[PATCH 1/3] powerpc, Makefile: Make it possible to safely select CONFIG_FRAME_POINTER

Steven Rostedt srostedt at redhat.com
Wed May 6 09:11:20 EST 2009


On Tue, 2009-05-05 at 15:51 +0200, Segher Boessenkool wrote:
> >>> When we add "-pg" to gcc, it automatically causes frame pointers  
> >>> to be
> >>> used.
> >>
> >> Nope, it does no such thing.
> >
> > Well, mcount is expected to be able to get to not just who called
> > mcount, but also the parent of that function. The way mcount is
> > implemented does not let you do that. If mcount was the first thing to
> > be called in a function, then it would have been perfect. We could get
> > to the caller, its parent, and even the parameters. But unfortunately,
> > mcount is called after the stack is set up. Thus, without frame  
> > pointers
> > (the way to find a previous frame) there's no way (on some archs) to
> > find the parent.

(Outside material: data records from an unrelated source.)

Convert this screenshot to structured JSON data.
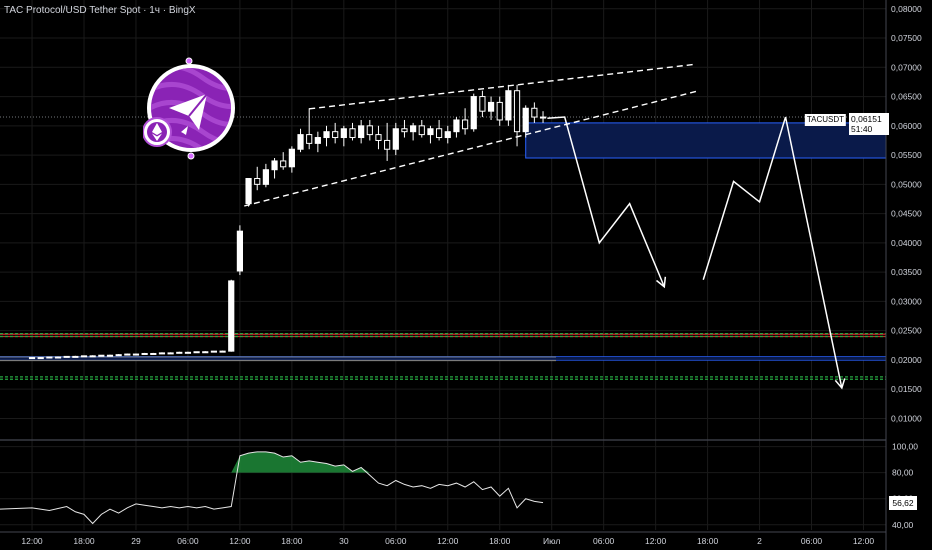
{
  "header": {
    "title": "TAC Protocol/USD Tether Spot · 1ч · BingX"
  },
  "price_label": {
    "symbol": "TACUSDT",
    "price": "0,06151",
    "countdown": "51:40"
  },
  "rsi_label": {
    "value": "56,62"
  },
  "colors": {
    "background": "#000000",
    "candle": "#ffffff",
    "demand_zone": "#0a1a4a",
    "support_blue": "#2962ff",
    "dashed_green": "#26a641",
    "resistance_red": "#c62828",
    "rsi_fill": "#1f8b3a"
  },
  "icons": {
    "logo": "tac-protocol-logo-icon",
    "arrows": "projection-arrow-icon"
  },
  "chart_data": {
    "type": "candlestick",
    "price_axis": {
      "ticks": [
        "0,08000",
        "0,07500",
        "0,07000",
        "0,06500",
        "0,06000",
        "0,05500",
        "0,05000",
        "0,04500",
        "0,04000",
        "0,03500",
        "0,03000",
        "0,02500",
        "0,02000",
        "0,01500",
        "0,01000"
      ],
      "ylim": [
        0.007,
        0.0815
      ]
    },
    "rsi_axis": {
      "ticks": [
        "100,00",
        "80,00",
        "60,00",
        "40,00"
      ],
      "ylim": [
        36,
        102
      ]
    },
    "time_axis": {
      "ticks": [
        {
          "label": "12:00",
          "slot": 0
        },
        {
          "label": "18:00",
          "slot": 6
        },
        {
          "label": "29",
          "slot": 12
        },
        {
          "label": "06:00",
          "slot": 18
        },
        {
          "label": "12:00",
          "slot": 24
        },
        {
          "label": "18:00",
          "slot": 30
        },
        {
          "label": "30",
          "slot": 36
        },
        {
          "label": "06:00",
          "slot": 42
        },
        {
          "label": "12:00",
          "slot": 48
        },
        {
          "label": "18:00",
          "slot": 54
        },
        {
          "label": "Июл",
          "slot": 60
        },
        {
          "label": "06:00",
          "slot": 66
        },
        {
          "label": "12:00",
          "slot": 72
        },
        {
          "label": "18:00",
          "slot": 78
        },
        {
          "label": "2",
          "slot": 84
        },
        {
          "label": "06:00",
          "slot": 90
        },
        {
          "label": "12:00",
          "slot": 96
        }
      ],
      "slot_range": [
        -3.7,
        98.6
      ]
    },
    "candles": [
      [
        0,
        0.0203,
        0.0204,
        0.0202,
        0.0204
      ],
      [
        1,
        0.0204,
        0.0205,
        0.0203,
        0.0204
      ],
      [
        2,
        0.0204,
        0.0205,
        0.0203,
        0.0205
      ],
      [
        3,
        0.0205,
        0.0206,
        0.0204,
        0.0205
      ],
      [
        4,
        0.0205,
        0.0206,
        0.0204,
        0.0206
      ],
      [
        5,
        0.0206,
        0.0207,
        0.0205,
        0.0206
      ],
      [
        6,
        0.0206,
        0.0207,
        0.0205,
        0.0207
      ],
      [
        7,
        0.0207,
        0.0208,
        0.0206,
        0.0207
      ],
      [
        8,
        0.0207,
        0.0208,
        0.0206,
        0.0208
      ],
      [
        9,
        0.0208,
        0.0209,
        0.0207,
        0.0208
      ],
      [
        10,
        0.0208,
        0.021,
        0.0207,
        0.0209
      ],
      [
        11,
        0.0209,
        0.0211,
        0.0208,
        0.021
      ],
      [
        12,
        0.021,
        0.0211,
        0.0209,
        0.021
      ],
      [
        13,
        0.021,
        0.0212,
        0.0209,
        0.0211
      ],
      [
        14,
        0.0211,
        0.0212,
        0.021,
        0.0211
      ],
      [
        15,
        0.0211,
        0.0213,
        0.021,
        0.0212
      ],
      [
        16,
        0.0212,
        0.0213,
        0.0211,
        0.0212
      ],
      [
        17,
        0.0212,
        0.0214,
        0.0211,
        0.0213
      ],
      [
        18,
        0.0213,
        0.0214,
        0.0212,
        0.0213
      ],
      [
        19,
        0.0213,
        0.0214,
        0.0212,
        0.0214
      ],
      [
        20,
        0.0214,
        0.0215,
        0.0213,
        0.0214
      ],
      [
        21,
        0.0214,
        0.0215,
        0.0213,
        0.0215
      ],
      [
        22,
        0.0215,
        0.0216,
        0.0214,
        0.0215
      ],
      [
        23,
        0.0215,
        0.0337,
        0.0214,
        0.0335
      ],
      [
        24,
        0.0352,
        0.043,
        0.0345,
        0.042
      ],
      [
        25,
        0.0467,
        0.051,
        0.0462,
        0.051
      ],
      [
        26,
        0.051,
        0.053,
        0.049,
        0.05
      ],
      [
        27,
        0.05,
        0.0535,
        0.0495,
        0.0525
      ],
      [
        28,
        0.0525,
        0.0545,
        0.051,
        0.054
      ],
      [
        29,
        0.054,
        0.0555,
        0.0525,
        0.053
      ],
      [
        30,
        0.053,
        0.0565,
        0.052,
        0.056
      ],
      [
        31,
        0.056,
        0.0595,
        0.0555,
        0.0585
      ],
      [
        32,
        0.0585,
        0.063,
        0.056,
        0.057
      ],
      [
        33,
        0.057,
        0.059,
        0.0555,
        0.058
      ],
      [
        34,
        0.058,
        0.06,
        0.0565,
        0.059
      ],
      [
        35,
        0.059,
        0.0605,
        0.057,
        0.058
      ],
      [
        36,
        0.058,
        0.06,
        0.0565,
        0.0595
      ],
      [
        37,
        0.0595,
        0.0605,
        0.0575,
        0.058
      ],
      [
        38,
        0.058,
        0.061,
        0.057,
        0.06
      ],
      [
        39,
        0.06,
        0.061,
        0.0575,
        0.0585
      ],
      [
        40,
        0.0585,
        0.06,
        0.056,
        0.0575
      ],
      [
        41,
        0.0575,
        0.0605,
        0.054,
        0.056
      ],
      [
        42,
        0.056,
        0.0605,
        0.055,
        0.0595
      ],
      [
        43,
        0.0595,
        0.061,
        0.058,
        0.059
      ],
      [
        44,
        0.059,
        0.0605,
        0.0575,
        0.06
      ],
      [
        45,
        0.06,
        0.061,
        0.058,
        0.0585
      ],
      [
        46,
        0.0585,
        0.06,
        0.057,
        0.0595
      ],
      [
        47,
        0.0595,
        0.061,
        0.0575,
        0.058
      ],
      [
        48,
        0.058,
        0.06,
        0.057,
        0.059
      ],
      [
        49,
        0.059,
        0.0615,
        0.058,
        0.061
      ],
      [
        50,
        0.061,
        0.063,
        0.0585,
        0.0595
      ],
      [
        51,
        0.0595,
        0.0655,
        0.059,
        0.065
      ],
      [
        52,
        0.065,
        0.066,
        0.0615,
        0.0625
      ],
      [
        53,
        0.0625,
        0.065,
        0.061,
        0.064
      ],
      [
        54,
        0.064,
        0.065,
        0.06,
        0.061
      ],
      [
        55,
        0.061,
        0.067,
        0.06,
        0.066
      ],
      [
        56,
        0.066,
        0.067,
        0.0565,
        0.059
      ],
      [
        57,
        0.059,
        0.0635,
        0.058,
        0.063
      ],
      [
        58,
        0.063,
        0.064,
        0.0605,
        0.0615
      ],
      [
        59,
        0.0615,
        0.0625,
        0.0605,
        0.0615
      ]
    ],
    "rsi": [
      [
        -3.7,
        52
      ],
      [
        0,
        53
      ],
      [
        2,
        51
      ],
      [
        4,
        54
      ],
      [
        5,
        50
      ],
      [
        6,
        48
      ],
      [
        7,
        41
      ],
      [
        8,
        48
      ],
      [
        9,
        52
      ],
      [
        10,
        49
      ],
      [
        11,
        53
      ],
      [
        12,
        56
      ],
      [
        13,
        55
      ],
      [
        14,
        54
      ],
      [
        15,
        53
      ],
      [
        16,
        54
      ],
      [
        17,
        53
      ],
      [
        18,
        54
      ],
      [
        19,
        53
      ],
      [
        20,
        54
      ],
      [
        21,
        52
      ],
      [
        22,
        53
      ],
      [
        23,
        54
      ],
      [
        24,
        93
      ],
      [
        25,
        95
      ],
      [
        26,
        96
      ],
      [
        27,
        96
      ],
      [
        28,
        95
      ],
      [
        29,
        92
      ],
      [
        30,
        93
      ],
      [
        31,
        88
      ],
      [
        32,
        89
      ],
      [
        33,
        88
      ],
      [
        34,
        87
      ],
      [
        35,
        85
      ],
      [
        36,
        86
      ],
      [
        37,
        81
      ],
      [
        38,
        84
      ],
      [
        39,
        78
      ],
      [
        40,
        72
      ],
      [
        41,
        70
      ],
      [
        42,
        74
      ],
      [
        43,
        71
      ],
      [
        44,
        69
      ],
      [
        45,
        70
      ],
      [
        46,
        68
      ],
      [
        47,
        71
      ],
      [
        48,
        70
      ],
      [
        49,
        72
      ],
      [
        50,
        69
      ],
      [
        51,
        73
      ],
      [
        52,
        67
      ],
      [
        53,
        69
      ],
      [
        54,
        62
      ],
      [
        55,
        68
      ],
      [
        56,
        53
      ],
      [
        57,
        60
      ],
      [
        58,
        58
      ],
      [
        59,
        57
      ]
    ],
    "demand_zone": {
      "slot_start": 57,
      "slot_end": 98.6,
      "top": 0.0605,
      "bottom": 0.0545
    },
    "horizontal_levels": [
      {
        "kind": "red",
        "price": 0.0244
      },
      {
        "kind": "red",
        "price": 0.024
      },
      {
        "kind": "green-dashed",
        "price": 0.0245
      },
      {
        "kind": "green-dashed",
        "price": 0.024
      },
      {
        "kind": "blue",
        "price": 0.0205
      },
      {
        "kind": "blue",
        "price": 0.02
      },
      {
        "kind": "green-dashed",
        "price": 0.0171
      },
      {
        "kind": "green-dashed",
        "price": 0.0167
      }
    ],
    "channel": {
      "upper": {
        "from": [
          32,
          0.0629
        ],
        "to": [
          76.5,
          0.0705
        ]
      },
      "lower": {
        "from": [
          24.5,
          0.0463
        ],
        "to": [
          77,
          0.066
        ]
      }
    },
    "projection_a": [
      [
        59.5,
        0.0613
      ],
      [
        61.5,
        0.0615
      ],
      [
        65.5,
        0.04
      ],
      [
        69,
        0.0467
      ],
      [
        73,
        0.0325
      ]
    ],
    "projection_b": [
      [
        77.5,
        0.0337
      ],
      [
        81,
        0.0505
      ],
      [
        84,
        0.047
      ],
      [
        87,
        0.0615
      ],
      [
        93.5,
        0.0152
      ]
    ],
    "current_price": 0.06151
  }
}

Nor can we figure out the parameters, which really
> > sucks.
> 
> Yes, and this is (supposedly) why GCC does not like seeing -pg and
> -fomit-frame-pointer at the same time -- because that cannot work
> *on some architectures*.  These are the same architectures that
> do not enable -fomit-frame-pointer automatically at -O.
> 
> >> NO_NO_OMIT_FRAME_POINTER ?  Or better, just never use -fno-o-f-p,
> >> I don't see why you would ever need it.
> >
> > Because on x86_64 it gives better back traces. x86_64 has no way to  
> > get
> > to the previous frames without it. There's code to use other debug
> > metadata to get back tracing, but for uses of things like the stack
> > tracer, we need to be able to use the actual stack frames.
> >
> > As you said above, -fomit-frame-pointer is default when we  
> > optimize, and
> > that is how the kernel is built. If we optimize on x86_64 and do  
> > not use
> > -fno-omit-frame-pointer, the stack tracer is useless.
> 
> No.  -fomit-frame-pointer is only the default when optimising on
> archs/ABIs where it doesn't hinder debugging and -pg and all that
> goodness; specifically, you do not get it by default on x86, not
> at any optimisation level.


OK, so what's the status with this patch series?

I don't want to pull it in unless I have an ack from Sam, and now
there's issues with having -fno-omit-frame-pointer. Should we add a
patch instead that simply removes that?

If we eliminate the -fno-omit-frame-pointer, would that solve the PPC
problem? And would it cause any other issues with other archs?